Observation data (J2000 epoch)
- Constellation: Virgo
- Right ascension: 12^{h} 17^{m} 53.6^{s}
- Declination: +14° 45′ 25″
- Redshift: 1966 km/s
- Distance: 50 Mly
- Apparent magnitude (V): < 27
- Notable features: No stars

= VIRGOHI21 =

Possible dark galaxy in constellation Coma Berenices

VIRGOHI21 is an extended region of neutral hydrogen (HI) in the Virgo Cluster discovered in 2005. Analysis of its internal motion indicates that it may contain a large amount of dark matter, as much as a small galaxy. Since VIRGOHI21 apparently contains no stars, this would make it one of the first detected dark galaxies. Skeptics of this interpretation argue that VIRGOHI21 is simply a tidal tail of the nearby galaxy NGC 4254.

==Observational properties==
VIRGOHI21 was detected through radio telescope observations of its neutral hydrogen 21 cm emissions. The detected hydrogen has a mass of about 100 million solar masses and is about 50 million light-years away. By analyzing the Doppler shift of the emissions, astronomers determined that the gas has a high velocity-profile width; that is, different parts of the cloud are moving at high speed relative to other parts. Follow-up Hubble Space Telescope deep observations of the region have detected very few stars (a few hundred).

==Dark galaxy interpretation==
If the high velocity-profile width of VIRGOHI21 is interpreted as rotation, it is far too fast to be consistent with the gravity of the detected hydrogen. Rather, it implies the presence of a dark matter halo with tens of billions of solar masses. Given the very small number of stars detected, this implies a mass-to-light ratio of about 500, far greater than that of a normal galaxy (around 50). The large gravity of the dark matter halo in this interpretation explains the perturbed nature of the nearby spiral galaxy NGC 4254 and the bridge of neutral hydrogen extending between the two entities.

Under this interpretation, VIRGOHI21 would be the first discovery of the dark galaxies anticipated by simulations of dark-matter theories. Although other dark-galaxy candidates have previously been observed, follow-up observations indicated that these were either very faint ordinary galaxies or tidal tails. VIRGOHI21 is considered the best current candidate for a dark galaxy.

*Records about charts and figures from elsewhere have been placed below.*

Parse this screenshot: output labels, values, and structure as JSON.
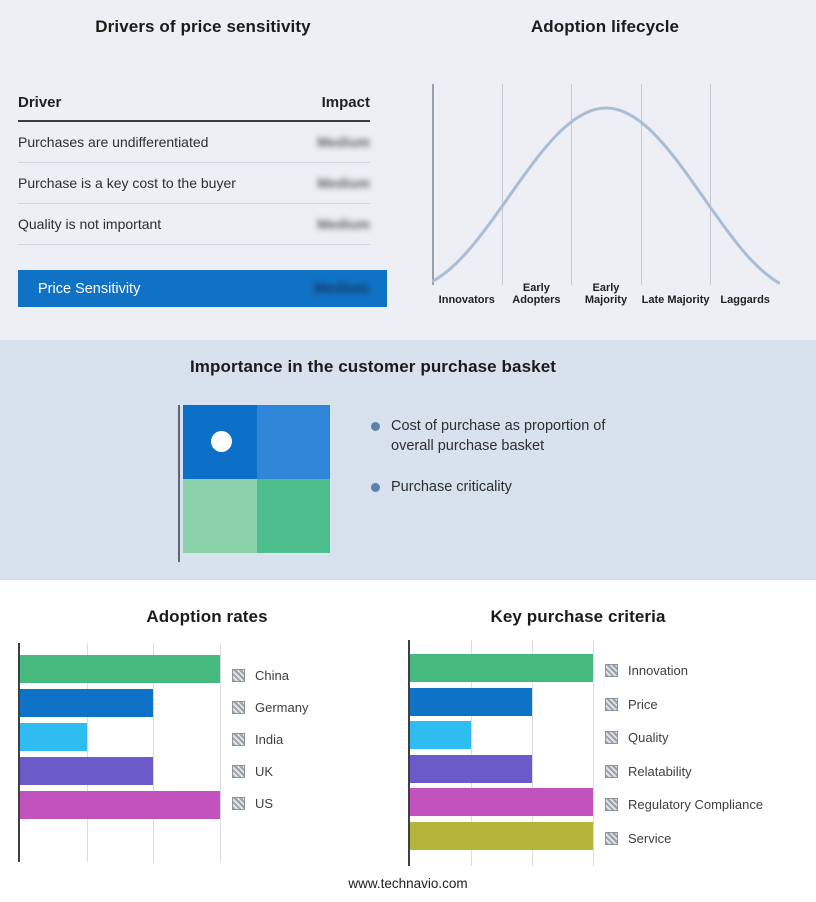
{
  "brand": {
    "footer_url": "www.technavio.com"
  },
  "colors": {
    "accent_blue": "#0F72C4",
    "band_top_bg": "#EDEFF4",
    "band_mid_bg": "#D8E2EE",
    "curve": "#A9BDD8",
    "bullet_dot": "#5E81A8"
  },
  "drivers_panel": {
    "title": "Drivers of price sensitivity",
    "columns": {
      "driver": "Driver",
      "impact": "Impact"
    },
    "rows": [
      {
        "driver": "Purchases are undifferentiated",
        "impact": "Medium",
        "redacted": true
      },
      {
        "driver": "Purchase is a key cost to the buyer",
        "impact": "Medium",
        "redacted": true
      },
      {
        "driver": "Quality is not important",
        "impact": "Medium",
        "redacted": true
      }
    ],
    "summary": {
      "label": "Price Sensitivity",
      "impact": "Medium",
      "redacted": true
    }
  },
  "lifecycle_panel": {
    "title": "Adoption lifecycle",
    "stages": [
      "Innovators",
      "Early Adopters",
      "Early Majority",
      "Late Majority",
      "Laggards"
    ]
  },
  "basket_panel": {
    "title": "Importance in the customer purchase basket",
    "bullets": [
      "Cost of purchase as proportion of overall purchase basket",
      "Purchase criticality"
    ],
    "quadrant": {
      "top_left": "#0C70C8",
      "top_right": "#2F86D9",
      "bottom_left": "#8BD2AB",
      "bottom_right": "#4DBE8D"
    }
  },
  "chart_data": [
    {
      "type": "line",
      "title": "Adoption lifecycle",
      "shape": "bell-curve",
      "categories": [
        "Innovators",
        "Early Adopters",
        "Early Majority",
        "Late Majority",
        "Laggards"
      ],
      "xlabel": "",
      "ylabel": "",
      "grid": true,
      "note": "normal-distribution adoption curve peaking at Early Majority"
    },
    {
      "type": "bar",
      "title": "Adoption rates",
      "orientation": "horizontal",
      "categories": [
        "China",
        "Germany",
        "India",
        "UK",
        "US"
      ],
      "values": [
        3,
        2,
        1,
        2,
        3
      ],
      "xlim": [
        0,
        3
      ],
      "colors": [
        "#45B97E",
        "#0E72C6",
        "#2FBDF1",
        "#6A5BC8",
        "#C253BE"
      ],
      "grid": true,
      "legend_position": "right",
      "legend_marker": "hatched-square"
    },
    {
      "type": "bar",
      "title": "Key purchase criteria",
      "orientation": "horizontal",
      "categories": [
        "Innovation",
        "Price",
        "Quality",
        "Relatability",
        "Regulatory Compliance",
        "Service"
      ],
      "values": [
        3,
        2,
        1,
        2,
        3,
        3
      ],
      "xlim": [
        0,
        3
      ],
      "colors": [
        "#45B97E",
        "#0E72C6",
        "#2FBDF1",
        "#6A5BC8",
        "#C253BE",
        "#B5B53B"
      ],
      "grid": true,
      "legend_position": "right",
      "legend_marker": "hatched-square"
    }
  ]
}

==Tidal tail interpretation==
Sensitive maps covering a much wider area, obtained at Westerbork Synthesis Radio Telescope (WSRT) and at Arecibo Observatory revealed that VIRGOHI21 is embedded within a much more extensive tail originating in NGC 4254. Both the distribution of the HI gas and its velocity field can be reproduced by a model involving NGC 4254 in a high-speed collision with another galaxy (probably NGC 4192), which is now somewhat distant. Other debris tails of this magnitude have been found to be common features in the Virgo cluster, where the high density of galaxies makes interactions frequent. These results suggest that VIRGOHI21 is not an unusual object, given its location at the edge of the densest region of the Virgo cluster.

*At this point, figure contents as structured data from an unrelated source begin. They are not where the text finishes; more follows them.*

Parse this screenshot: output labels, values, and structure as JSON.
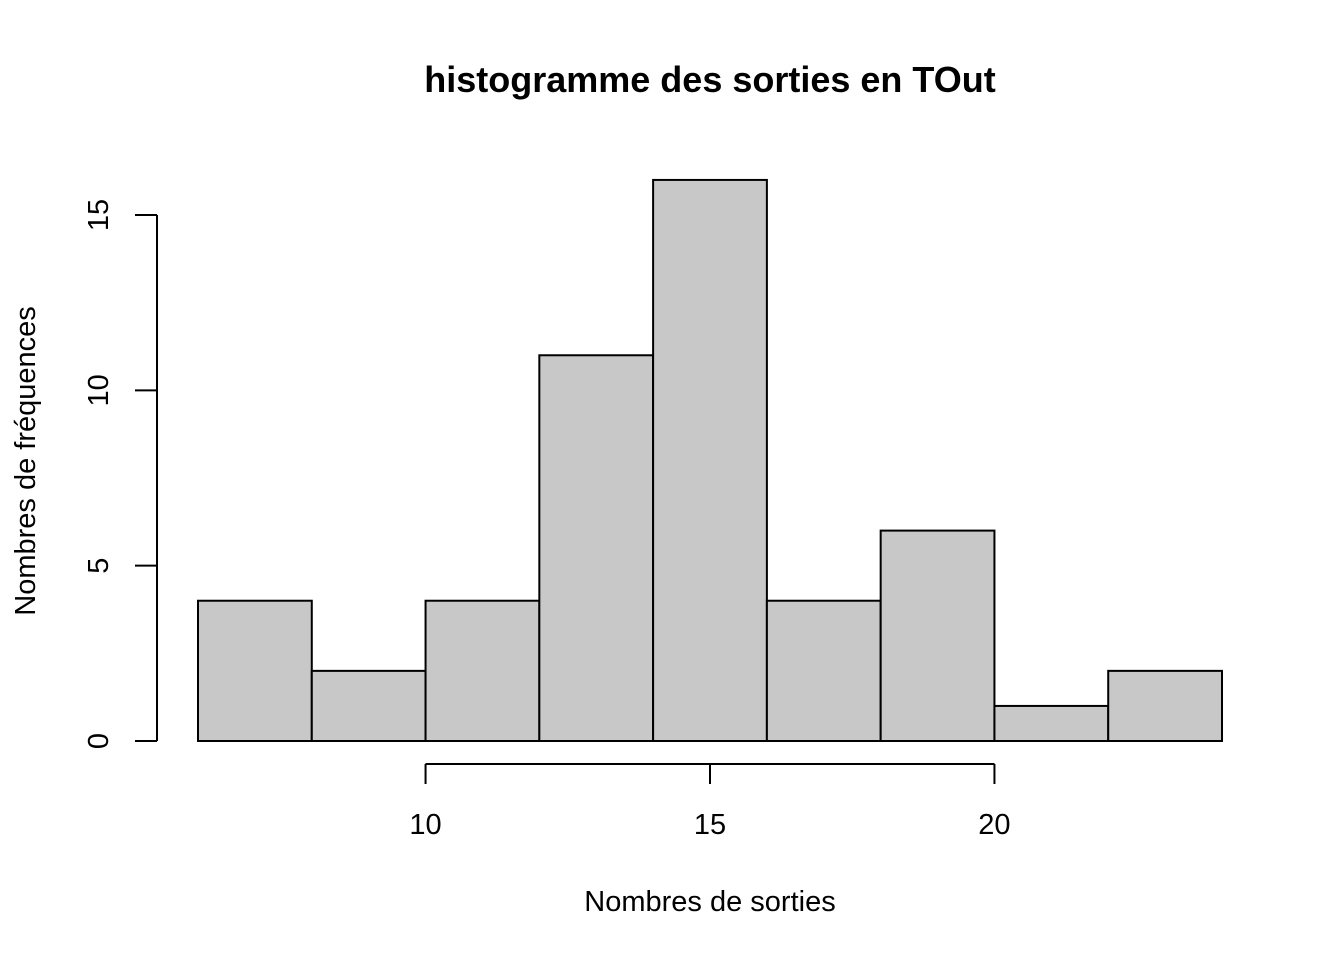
{
  "chart_data": {
    "type": "bar",
    "subtype": "histogram",
    "title": "histogramme des sorties en TOut",
    "xlabel": "Nombres de sorties",
    "ylabel": "Nombres de fréquences",
    "bins": [
      {
        "start": 6,
        "end": 8,
        "count": 4
      },
      {
        "start": 8,
        "end": 10,
        "count": 2
      },
      {
        "start": 10,
        "end": 12,
        "count": 4
      },
      {
        "start": 12,
        "end": 14,
        "count": 11
      },
      {
        "start": 14,
        "end": 16,
        "count": 16
      },
      {
        "start": 16,
        "end": 18,
        "count": 4
      },
      {
        "start": 18,
        "end": 20,
        "count": 6
      },
      {
        "start": 20,
        "end": 22,
        "count": 1
      },
      {
        "start": 22,
        "end": 24,
        "count": 2
      }
    ],
    "x_ticks": [
      {
        "value": 10,
        "label": "10"
      },
      {
        "value": 15,
        "label": "15"
      },
      {
        "value": 20,
        "label": "20"
      }
    ],
    "y_ticks": [
      {
        "value": 0,
        "label": "0"
      },
      {
        "value": 5,
        "label": "5"
      },
      {
        "value": 10,
        "label": "10"
      },
      {
        "value": 15,
        "label": "15"
      }
    ],
    "xlim": [
      6,
      24
    ],
    "ylim": [
      0,
      16
    ],
    "grid": false,
    "legend": "none",
    "colors": {
      "bar_fill": "#c8c8c8",
      "bar_stroke": "#000000",
      "axis": "#000000"
    }
  }
}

The original paper describing VIRGOHI21 as a dark galaxy provides several objections to the tidal-tail interpretation: that high-velocity interactions do not generally produce significant tails, that the high velocity needed is out-of-place in this part of the Virgo cluster and that the observed velocity profile is opposite from that expected in a tidal tail. In addition, according to Robert Minchin of the Arecibo Observatory, "If the hydrogen in VIRGOHI21 had been pulled out of a nearby galaxy, the same interaction should have pulled out stars as well". Proponents of the tidal-tail interpretation counter these objections with simulations and argue that the apparently inverted velocity profile is due to the orientation of the tail with respect to Earth-based observers.

Although As of 2009 the nature of VIRGOHI21 remains a contentious issue, its identification as a dark galaxy seems much less certain now than immediately after its discovery.